Köln (SID) Die Rugby–WM zog auch in Deutschland viele Fans in ihren Bann. Doch kann sich der Sport hierzulande auch durchsetzen?
Mehrere Millionen Menschen vor den Bildschirmen, Tausende deutsche Fans auf den Tribünen – und Hunderte Interessierte auf dem Rugby-Feld: Die WM in Frankreich hat auch hierzulande für einen kleinen Hype gesorgt. Doch um die wohl intensivste Teamsportart der Welt nachhaltig in Deutschland zu etablieren, müssen noch große Hürden überwunden werden.
Das Potenzial zumindest scheint groß. Allein das dramatische WM-Finale zwischen Südafrika und Neuseeland (12:11) verfolgten in der Spitze fast 780.000 Zuschauer vor dem Fernseher. Der übertragende Sender ProSieben Maxx sprach dem SID gegenüber von weit übertroffenen Erwartungen.
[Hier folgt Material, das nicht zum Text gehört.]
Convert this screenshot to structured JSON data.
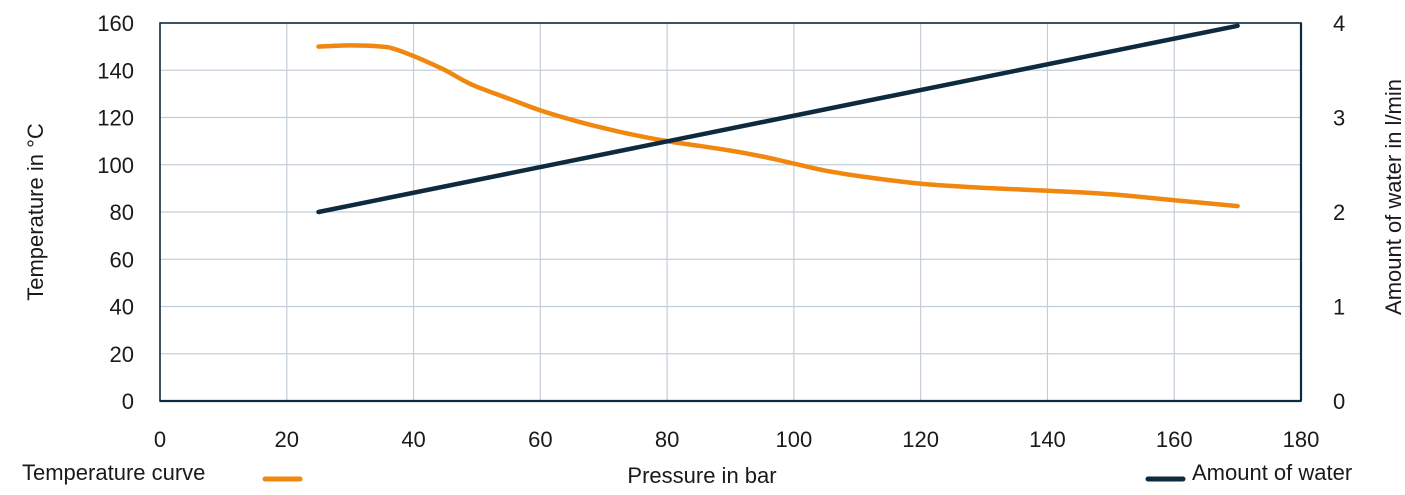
{
  "chart_data": {
    "type": "line",
    "xlabel": "Pressure in bar",
    "ylabel_left": "Temperature in °C",
    "ylabel_right": "Amount of water in l/min",
    "xlim": [
      0,
      180
    ],
    "ylim_left": [
      0,
      160
    ],
    "ylim_right": [
      0,
      4
    ],
    "x_ticks": [
      "0",
      "20",
      "40",
      "60",
      "80",
      "100",
      "120",
      "140",
      "160",
      "180"
    ],
    "y_left_ticks": [
      "0",
      "20",
      "40",
      "60",
      "80",
      "100",
      "120",
      "140",
      "160"
    ],
    "y_right_ticks": [
      "0",
      "1",
      "2",
      "3",
      "4"
    ],
    "grid": true,
    "series": [
      {
        "name": "Temperature curve",
        "axis": "left",
        "color": "#F0870F",
        "x": [
          25,
          30,
          35,
          37,
          40,
          43,
          45,
          48,
          50,
          55,
          60,
          65,
          70,
          75,
          80,
          85,
          90,
          95,
          100,
          105,
          110,
          115,
          120,
          125,
          130,
          140,
          150,
          160,
          170
        ],
        "y": [
          150,
          150.5,
          150,
          149,
          146,
          142.5,
          140,
          135.5,
          133,
          128,
          123,
          119,
          115.5,
          112.5,
          110,
          108,
          106,
          103.5,
          100.5,
          97.5,
          95.3,
          93.5,
          92,
          91,
          90.2,
          89,
          87.5,
          85,
          82.5
        ]
      },
      {
        "name": "Amount of water",
        "axis": "right",
        "color": "#0E2A3F",
        "x": [
          25,
          170
        ],
        "y": [
          2,
          3.97
        ]
      }
    ],
    "legend": [
      {
        "label": "Temperature curve",
        "color": "#F0870F",
        "placement": "bottom-left"
      },
      {
        "label": "Amount of water",
        "color": "#0E2A3F",
        "placement": "bottom-right"
      }
    ]
  }
}
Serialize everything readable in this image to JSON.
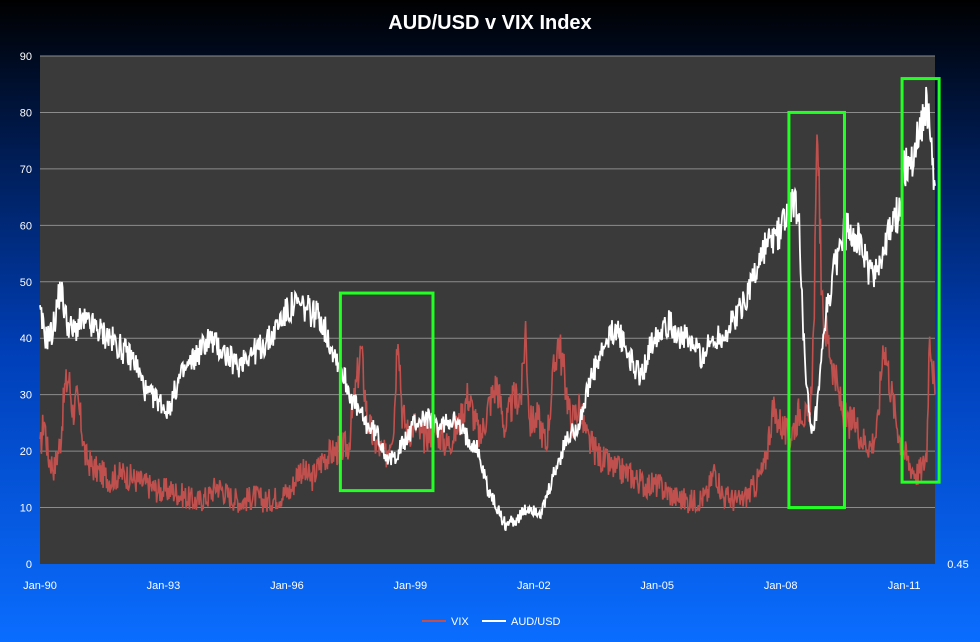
{
  "chart_data": {
    "type": "line",
    "title": "AUD/USD v VIX Index",
    "xlabel": "",
    "ylabel": "",
    "ylim": [
      0,
      90
    ],
    "yticks": [
      0,
      10,
      20,
      30,
      40,
      50,
      60,
      70,
      80,
      90
    ],
    "y2_tick_label": "0.45",
    "x_tick_labels": [
      "Jan-90",
      "Jan-93",
      "Jan-96",
      "Jan-99",
      "Jan-02",
      "Jan-05",
      "Jan-08",
      "Jan-11"
    ],
    "x_tick_years": [
      1990,
      1993,
      1996,
      1999,
      2002,
      2005,
      2008,
      2011
    ],
    "xlim": [
      1990.0,
      2011.75
    ],
    "grid": true,
    "legend_position": "bottom-center",
    "colors": {
      "plot_bg": "#3a3a3a",
      "grid": "#8c8c8c",
      "vix": "#c0504d",
      "aud": "#ffffff",
      "highlight": "#22ff22"
    },
    "series": [
      {
        "name": "VIX",
        "x": [
          1990.0,
          1990.1,
          1990.2,
          1990.35,
          1990.5,
          1990.6,
          1990.7,
          1990.8,
          1990.9,
          1991.0,
          1991.1,
          1991.3,
          1991.5,
          1991.7,
          1992.0,
          1992.3,
          1992.6,
          1992.9,
          1993.2,
          1993.5,
          1993.8,
          1994.1,
          1994.3,
          1994.6,
          1994.9,
          1995.2,
          1995.5,
          1995.8,
          1996.1,
          1996.3,
          1996.6,
          1996.9,
          1997.2,
          1997.5,
          1997.8,
          1997.95,
          1998.1,
          1998.4,
          1998.6,
          1998.7,
          1998.8,
          1998.95,
          1999.1,
          1999.3,
          1999.6,
          1999.9,
          2000.2,
          2000.4,
          2000.7,
          2000.9,
          2001.1,
          2001.3,
          2001.5,
          2001.7,
          2001.8,
          2001.9,
          2002.1,
          2002.3,
          2002.5,
          2002.6,
          2002.75,
          2002.9,
          2003.1,
          2003.3,
          2003.6,
          2003.9,
          2004.3,
          2004.7,
          2005.0,
          2005.4,
          2005.8,
          2006.2,
          2006.4,
          2006.6,
          2007.0,
          2007.3,
          2007.6,
          2007.8,
          2008.0,
          2008.2,
          2008.5,
          2008.7,
          2008.8,
          2008.9,
          2009.0,
          2009.2,
          2009.4,
          2009.6,
          2009.8,
          2010.0,
          2010.2,
          2010.35,
          2010.5,
          2010.7,
          2010.9,
          2011.1,
          2011.3,
          2011.45,
          2011.55,
          2011.62,
          2011.7,
          2011.75
        ],
        "values": [
          20,
          26,
          19,
          17,
          22,
          31,
          33,
          27,
          29,
          25,
          19,
          17,
          16,
          15,
          16,
          15,
          14,
          13,
          13,
          12,
          11,
          12,
          14,
          12,
          11,
          12,
          11,
          12,
          13,
          17,
          15,
          19,
          20,
          21,
          38,
          26,
          22,
          19,
          25,
          43,
          27,
          23,
          25,
          22,
          24,
          21,
          25,
          30,
          22,
          28,
          32,
          24,
          29,
          30,
          42,
          25,
          26,
          21,
          35,
          40,
          33,
          25,
          28,
          22,
          19,
          17,
          16,
          14,
          14,
          12,
          11,
          12,
          17,
          12,
          11,
          13,
          17,
          27,
          25,
          22,
          28,
          24,
          41,
          79,
          45,
          38,
          30,
          25,
          25,
          22,
          21,
          24,
          40,
          30,
          22,
          18,
          16,
          17,
          20,
          42,
          35,
          30
        ]
      },
      {
        "name": "AUD/USD",
        "x": [
          1990.0,
          1990.15,
          1990.3,
          1990.5,
          1990.65,
          1990.8,
          1991.0,
          1991.3,
          1991.7,
          1992.0,
          1992.3,
          1992.6,
          1992.9,
          1993.1,
          1993.4,
          1993.8,
          1994.1,
          1994.4,
          1994.8,
          1995.0,
          1995.3,
          1995.6,
          1995.9,
          1996.2,
          1996.5,
          1996.8,
          1997.0,
          1997.3,
          1997.6,
          1997.9,
          1998.2,
          1998.5,
          1998.7,
          1998.9,
          1999.1,
          1999.4,
          1999.7,
          2000.0,
          2000.3,
          2000.6,
          2000.9,
          2001.1,
          2001.3,
          2001.6,
          2001.9,
          2002.2,
          2002.5,
          2002.8,
          2003.1,
          2003.4,
          2003.7,
          2004.0,
          2004.3,
          2004.6,
          2004.9,
          2005.2,
          2005.5,
          2005.8,
          2006.1,
          2006.4,
          2006.7,
          2007.0,
          2007.3,
          2007.6,
          2007.9,
          2008.1,
          2008.3,
          2008.45,
          2008.6,
          2008.75,
          2008.9,
          2009.1,
          2009.3,
          2009.5,
          2009.7,
          2009.9,
          2010.2,
          2010.5,
          2010.7,
          2010.9,
          2011.0,
          2011.2,
          2011.4,
          2011.55,
          2011.65,
          2011.75
        ],
        "values": [
          44,
          40,
          41,
          49,
          43,
          41,
          43,
          42,
          40,
          38,
          36,
          30,
          29,
          27,
          33,
          37,
          40,
          38,
          35,
          37,
          38,
          40,
          44,
          46,
          45,
          44,
          40,
          35,
          29,
          25,
          23,
          18,
          20,
          22,
          25,
          26,
          24,
          26,
          23,
          21,
          13,
          10,
          7,
          8,
          10,
          9,
          16,
          22,
          25,
          33,
          38,
          42,
          37,
          33,
          40,
          43,
          41,
          39,
          37,
          40,
          41,
          45,
          50,
          56,
          58,
          61,
          65,
          60,
          33,
          22,
          28,
          44,
          52,
          58,
          60,
          57,
          51,
          55,
          60,
          63,
          70,
          72,
          78,
          81,
          76,
          67
        ]
      }
    ],
    "highlight_boxes": [
      {
        "x0": 1997.3,
        "x1": 1999.55,
        "y0": 13,
        "y1": 48
      },
      {
        "x0": 2008.2,
        "x1": 2009.55,
        "y0": 10,
        "y1": 80
      },
      {
        "x0": 2010.95,
        "x1": 2011.85,
        "y0": 14.5,
        "y1": 86
      }
    ]
  }
}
Auf den Tribünen schafften es die deutschen Fans zahlenmäßig unter die Top 10 der Stadionbesucher. Und auch die meisten Vereine aus der Bundesliga teilten auf SID-Anfrage mit, dass sie während der Weltmeisterschaft einen erhöhten Zulauf in allen Altersklassen sowie Wünsche für Probetrainings festgestellt haben.
Der deutsche Verband will diese Euphorie nutzen. „Wenn man jetzt dranbleibt und alle mitziehen, dann wäre es in acht Jahren möglich, als semi-professionelle Mannschaft teilzunehmen“, sagte Harald Hees, Präsident von Rugby Deutschland, im SID-Interview. Die WM 2031 in den USA sei ein „realistisches Ziel, das man als durchaus machbar bezeichnen kann„.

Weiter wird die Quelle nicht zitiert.